### Solid modeling strategies

Solid modeling programs that use the above mentioned binary (or

boolean) operations are said to use the

constructive solid modeling (or

CSG for short) approach. This was the standard method for early solid modlers (eg.

Cimplex, a program of the late 1980s).

More modern solid modelers tend to use the so-called **feature based approach**, where you do not subtract a cylinder from the main part, you directly direct the system to *create a hole*. This is not just a word game: while the binary operation may indeed result in the creation of a hole, it also requires the creation of an intermediate and unnecessary part (the cylinder); besides, the feature concept is open to enrich the *hole* operation whith details about the hole type (through all, blind, tapered) and shape (non-round, countersunk,...). In a feature based system, for instance, you may request the selection of all the "bosses".

Various technological aspects of solid modelers are used as means of classification.

One of the first dichotomies to emerge in the field, besides the above mentioned CSG/feature based, was the B-rep vs. faceted one.
This has to do with the way a solid modeler represent the elementary portion of surfaces: a faceted modeler approximates it with a plane facet, while a B-rep (boundary representation) modeler uses segments of higher degree surfaces (often NURBS surfaces), which are more precise but more computationally intensive.

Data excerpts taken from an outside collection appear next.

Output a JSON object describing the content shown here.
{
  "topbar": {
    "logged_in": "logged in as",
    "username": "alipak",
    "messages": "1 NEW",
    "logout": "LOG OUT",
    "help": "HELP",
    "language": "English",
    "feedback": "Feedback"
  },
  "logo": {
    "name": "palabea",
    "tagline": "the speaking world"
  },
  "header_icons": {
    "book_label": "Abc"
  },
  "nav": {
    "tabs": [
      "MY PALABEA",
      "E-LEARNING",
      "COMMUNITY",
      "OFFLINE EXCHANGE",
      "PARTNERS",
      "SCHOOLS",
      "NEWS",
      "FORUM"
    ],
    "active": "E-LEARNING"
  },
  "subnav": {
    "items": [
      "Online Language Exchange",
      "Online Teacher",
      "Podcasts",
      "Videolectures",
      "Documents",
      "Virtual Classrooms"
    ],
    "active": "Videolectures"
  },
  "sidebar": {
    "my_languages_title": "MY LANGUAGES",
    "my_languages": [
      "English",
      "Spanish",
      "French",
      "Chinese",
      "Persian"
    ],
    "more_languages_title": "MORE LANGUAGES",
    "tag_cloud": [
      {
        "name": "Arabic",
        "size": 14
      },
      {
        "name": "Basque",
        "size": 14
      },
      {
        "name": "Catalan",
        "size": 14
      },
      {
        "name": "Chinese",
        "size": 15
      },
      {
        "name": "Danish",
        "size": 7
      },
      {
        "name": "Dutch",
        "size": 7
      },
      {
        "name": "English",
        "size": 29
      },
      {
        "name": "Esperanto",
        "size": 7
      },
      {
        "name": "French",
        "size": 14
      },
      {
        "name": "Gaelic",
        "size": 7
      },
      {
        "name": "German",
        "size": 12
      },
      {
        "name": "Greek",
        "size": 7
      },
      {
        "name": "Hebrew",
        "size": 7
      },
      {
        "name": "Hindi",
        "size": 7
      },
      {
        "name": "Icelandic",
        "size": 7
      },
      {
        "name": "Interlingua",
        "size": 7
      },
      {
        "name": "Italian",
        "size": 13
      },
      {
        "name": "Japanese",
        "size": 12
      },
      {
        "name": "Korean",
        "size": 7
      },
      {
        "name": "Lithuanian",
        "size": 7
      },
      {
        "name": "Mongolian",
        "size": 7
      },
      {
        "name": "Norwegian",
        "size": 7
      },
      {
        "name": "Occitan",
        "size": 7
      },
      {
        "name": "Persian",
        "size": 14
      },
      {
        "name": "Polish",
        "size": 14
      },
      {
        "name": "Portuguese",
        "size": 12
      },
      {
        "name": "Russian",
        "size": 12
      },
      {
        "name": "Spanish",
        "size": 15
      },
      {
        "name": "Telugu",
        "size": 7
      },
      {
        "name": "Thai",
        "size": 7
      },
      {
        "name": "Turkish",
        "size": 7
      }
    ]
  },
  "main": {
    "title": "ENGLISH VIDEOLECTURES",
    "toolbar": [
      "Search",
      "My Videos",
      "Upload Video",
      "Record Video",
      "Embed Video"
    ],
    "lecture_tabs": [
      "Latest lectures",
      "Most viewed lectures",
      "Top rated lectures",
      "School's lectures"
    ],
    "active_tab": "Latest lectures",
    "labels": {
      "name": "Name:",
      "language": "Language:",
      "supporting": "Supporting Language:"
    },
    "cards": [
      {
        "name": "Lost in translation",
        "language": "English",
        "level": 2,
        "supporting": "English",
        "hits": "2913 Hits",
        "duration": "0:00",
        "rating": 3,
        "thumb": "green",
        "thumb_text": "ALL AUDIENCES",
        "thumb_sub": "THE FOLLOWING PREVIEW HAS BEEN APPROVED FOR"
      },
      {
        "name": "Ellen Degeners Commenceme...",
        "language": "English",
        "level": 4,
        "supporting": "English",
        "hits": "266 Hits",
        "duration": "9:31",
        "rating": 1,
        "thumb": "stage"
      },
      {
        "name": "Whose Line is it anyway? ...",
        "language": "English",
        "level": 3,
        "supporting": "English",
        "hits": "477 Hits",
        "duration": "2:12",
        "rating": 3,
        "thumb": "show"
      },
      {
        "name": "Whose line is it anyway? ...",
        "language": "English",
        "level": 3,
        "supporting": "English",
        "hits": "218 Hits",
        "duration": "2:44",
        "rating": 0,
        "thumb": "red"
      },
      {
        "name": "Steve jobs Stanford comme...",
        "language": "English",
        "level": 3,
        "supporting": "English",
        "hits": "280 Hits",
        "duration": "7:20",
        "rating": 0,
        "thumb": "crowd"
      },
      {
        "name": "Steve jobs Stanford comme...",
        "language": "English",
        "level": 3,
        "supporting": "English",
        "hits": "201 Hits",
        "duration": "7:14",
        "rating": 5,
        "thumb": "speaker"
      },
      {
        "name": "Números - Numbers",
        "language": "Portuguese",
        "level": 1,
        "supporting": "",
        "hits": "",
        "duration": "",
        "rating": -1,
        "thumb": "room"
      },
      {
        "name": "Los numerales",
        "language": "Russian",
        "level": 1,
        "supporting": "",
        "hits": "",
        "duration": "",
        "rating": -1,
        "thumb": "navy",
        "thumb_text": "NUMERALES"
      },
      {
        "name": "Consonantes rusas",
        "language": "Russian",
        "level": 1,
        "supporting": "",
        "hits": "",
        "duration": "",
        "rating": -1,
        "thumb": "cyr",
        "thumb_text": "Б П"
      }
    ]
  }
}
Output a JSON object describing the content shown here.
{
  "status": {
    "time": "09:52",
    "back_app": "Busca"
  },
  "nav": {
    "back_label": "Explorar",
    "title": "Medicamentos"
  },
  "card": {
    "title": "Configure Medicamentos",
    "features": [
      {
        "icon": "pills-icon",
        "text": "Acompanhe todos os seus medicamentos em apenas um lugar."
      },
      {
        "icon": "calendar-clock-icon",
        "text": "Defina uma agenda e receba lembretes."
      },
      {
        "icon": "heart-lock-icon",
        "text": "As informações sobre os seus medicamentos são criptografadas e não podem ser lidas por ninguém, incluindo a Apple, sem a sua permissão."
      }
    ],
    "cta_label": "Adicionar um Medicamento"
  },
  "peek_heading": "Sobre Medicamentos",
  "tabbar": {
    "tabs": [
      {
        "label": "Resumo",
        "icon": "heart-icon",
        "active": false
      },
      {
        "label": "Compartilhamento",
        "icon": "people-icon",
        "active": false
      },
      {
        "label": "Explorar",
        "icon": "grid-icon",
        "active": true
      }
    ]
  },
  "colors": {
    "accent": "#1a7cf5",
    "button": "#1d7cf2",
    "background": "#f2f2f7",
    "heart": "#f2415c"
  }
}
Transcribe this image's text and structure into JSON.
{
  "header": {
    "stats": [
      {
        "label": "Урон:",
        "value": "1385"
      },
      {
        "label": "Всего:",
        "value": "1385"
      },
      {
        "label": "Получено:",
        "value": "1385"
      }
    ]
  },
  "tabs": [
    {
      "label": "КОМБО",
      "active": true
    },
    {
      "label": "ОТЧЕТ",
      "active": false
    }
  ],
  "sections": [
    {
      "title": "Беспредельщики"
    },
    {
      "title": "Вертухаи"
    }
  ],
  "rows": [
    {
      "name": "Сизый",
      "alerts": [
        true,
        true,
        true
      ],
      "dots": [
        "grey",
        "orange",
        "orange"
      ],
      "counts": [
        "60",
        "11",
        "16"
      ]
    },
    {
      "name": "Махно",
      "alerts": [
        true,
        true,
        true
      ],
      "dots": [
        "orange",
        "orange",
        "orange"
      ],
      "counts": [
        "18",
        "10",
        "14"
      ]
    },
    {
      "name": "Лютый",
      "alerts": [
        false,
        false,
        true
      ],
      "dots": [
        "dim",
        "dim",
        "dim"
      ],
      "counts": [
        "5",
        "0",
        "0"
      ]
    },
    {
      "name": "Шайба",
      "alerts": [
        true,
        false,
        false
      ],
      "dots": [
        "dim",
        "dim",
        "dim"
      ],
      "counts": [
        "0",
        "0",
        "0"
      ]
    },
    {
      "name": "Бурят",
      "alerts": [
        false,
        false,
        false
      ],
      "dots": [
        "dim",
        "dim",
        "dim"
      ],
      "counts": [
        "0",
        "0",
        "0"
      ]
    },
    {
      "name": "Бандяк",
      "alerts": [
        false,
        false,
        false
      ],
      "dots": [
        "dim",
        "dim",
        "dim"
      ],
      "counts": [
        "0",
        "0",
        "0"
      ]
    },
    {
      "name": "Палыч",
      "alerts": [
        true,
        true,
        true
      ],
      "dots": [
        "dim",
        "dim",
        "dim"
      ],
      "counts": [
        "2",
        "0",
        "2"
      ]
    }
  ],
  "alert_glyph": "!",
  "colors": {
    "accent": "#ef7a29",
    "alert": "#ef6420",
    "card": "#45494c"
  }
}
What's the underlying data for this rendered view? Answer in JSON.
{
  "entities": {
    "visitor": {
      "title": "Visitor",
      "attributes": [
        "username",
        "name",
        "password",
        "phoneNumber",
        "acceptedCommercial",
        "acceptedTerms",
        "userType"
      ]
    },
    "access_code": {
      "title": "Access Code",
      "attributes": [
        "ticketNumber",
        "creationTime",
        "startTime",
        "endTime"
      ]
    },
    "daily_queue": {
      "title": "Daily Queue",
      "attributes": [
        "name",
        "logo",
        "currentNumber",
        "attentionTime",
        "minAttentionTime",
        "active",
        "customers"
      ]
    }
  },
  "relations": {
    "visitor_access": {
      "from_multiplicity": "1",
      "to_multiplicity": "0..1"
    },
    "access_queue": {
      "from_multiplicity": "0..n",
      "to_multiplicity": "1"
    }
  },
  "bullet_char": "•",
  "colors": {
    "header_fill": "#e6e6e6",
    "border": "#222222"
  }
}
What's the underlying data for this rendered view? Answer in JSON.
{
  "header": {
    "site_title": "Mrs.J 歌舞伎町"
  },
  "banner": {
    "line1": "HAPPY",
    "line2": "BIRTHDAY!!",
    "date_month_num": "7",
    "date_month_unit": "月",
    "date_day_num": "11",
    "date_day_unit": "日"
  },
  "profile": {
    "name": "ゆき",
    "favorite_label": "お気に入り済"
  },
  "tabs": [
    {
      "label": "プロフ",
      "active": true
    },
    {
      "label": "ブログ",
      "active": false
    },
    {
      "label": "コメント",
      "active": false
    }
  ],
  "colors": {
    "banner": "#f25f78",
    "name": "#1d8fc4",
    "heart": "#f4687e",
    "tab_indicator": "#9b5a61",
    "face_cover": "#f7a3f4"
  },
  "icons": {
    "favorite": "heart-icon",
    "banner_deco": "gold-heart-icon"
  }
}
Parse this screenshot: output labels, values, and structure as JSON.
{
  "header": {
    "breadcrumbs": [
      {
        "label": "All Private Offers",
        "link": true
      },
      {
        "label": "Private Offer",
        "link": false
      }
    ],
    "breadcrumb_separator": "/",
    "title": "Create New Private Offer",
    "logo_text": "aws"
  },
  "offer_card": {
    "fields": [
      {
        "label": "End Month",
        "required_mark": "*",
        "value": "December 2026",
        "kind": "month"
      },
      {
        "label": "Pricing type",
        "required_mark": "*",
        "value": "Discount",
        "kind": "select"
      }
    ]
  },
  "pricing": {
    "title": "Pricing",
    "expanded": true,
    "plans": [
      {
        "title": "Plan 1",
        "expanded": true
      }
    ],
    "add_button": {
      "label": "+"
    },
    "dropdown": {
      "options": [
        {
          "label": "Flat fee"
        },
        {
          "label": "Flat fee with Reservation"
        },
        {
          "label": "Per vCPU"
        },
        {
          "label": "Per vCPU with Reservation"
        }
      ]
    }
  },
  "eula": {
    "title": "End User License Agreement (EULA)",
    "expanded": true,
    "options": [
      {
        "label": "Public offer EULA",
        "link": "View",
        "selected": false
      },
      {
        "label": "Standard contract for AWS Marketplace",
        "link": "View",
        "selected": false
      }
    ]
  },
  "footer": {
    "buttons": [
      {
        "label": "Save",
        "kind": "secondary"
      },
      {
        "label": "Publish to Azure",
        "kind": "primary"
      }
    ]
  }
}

The diatribe has been solved in favor of B-rep modelers by the speed and power increase of modern computers.

Another (subtler) technological point of contention revolves around the parametric/variational distinction.

**Parametric** solid modelers regard the geometric measurements and constraints (lenghts, angles, tangency requirements, and so on) as a set of parameters that need to be **entirely** specified before the part can be constructed. By way of example, the construction of a quadrangle (four sided planar closed figure) requires 5 parameters - two lengths and three angles. Traditional parametric modelers may also require that the set of constraints is independent.

**Variational** solid modelers, on the other hand,are less unforgiving, and (using an internal ''coupled'' strategy for solving the equations derived from the constraining process) allow the user to build incompletely specified parts.

In both cases, large amount of constraint information is normally inferred a from the *sketching* phase of the construction. This way squareness can be inferred from a sketch that *looks like* it may be square, the 5 parameters ordeal becomes unnecessary.

Though the variational approach looks more flexible and preferable to the parametric one, all important implementation details tend, in general, to tilt the scale in favor of one approach or the other in different products, or even in the same product, given that most vendors normally choose a mixed strategy where elements of variational and parametric techniques are simultaneously present.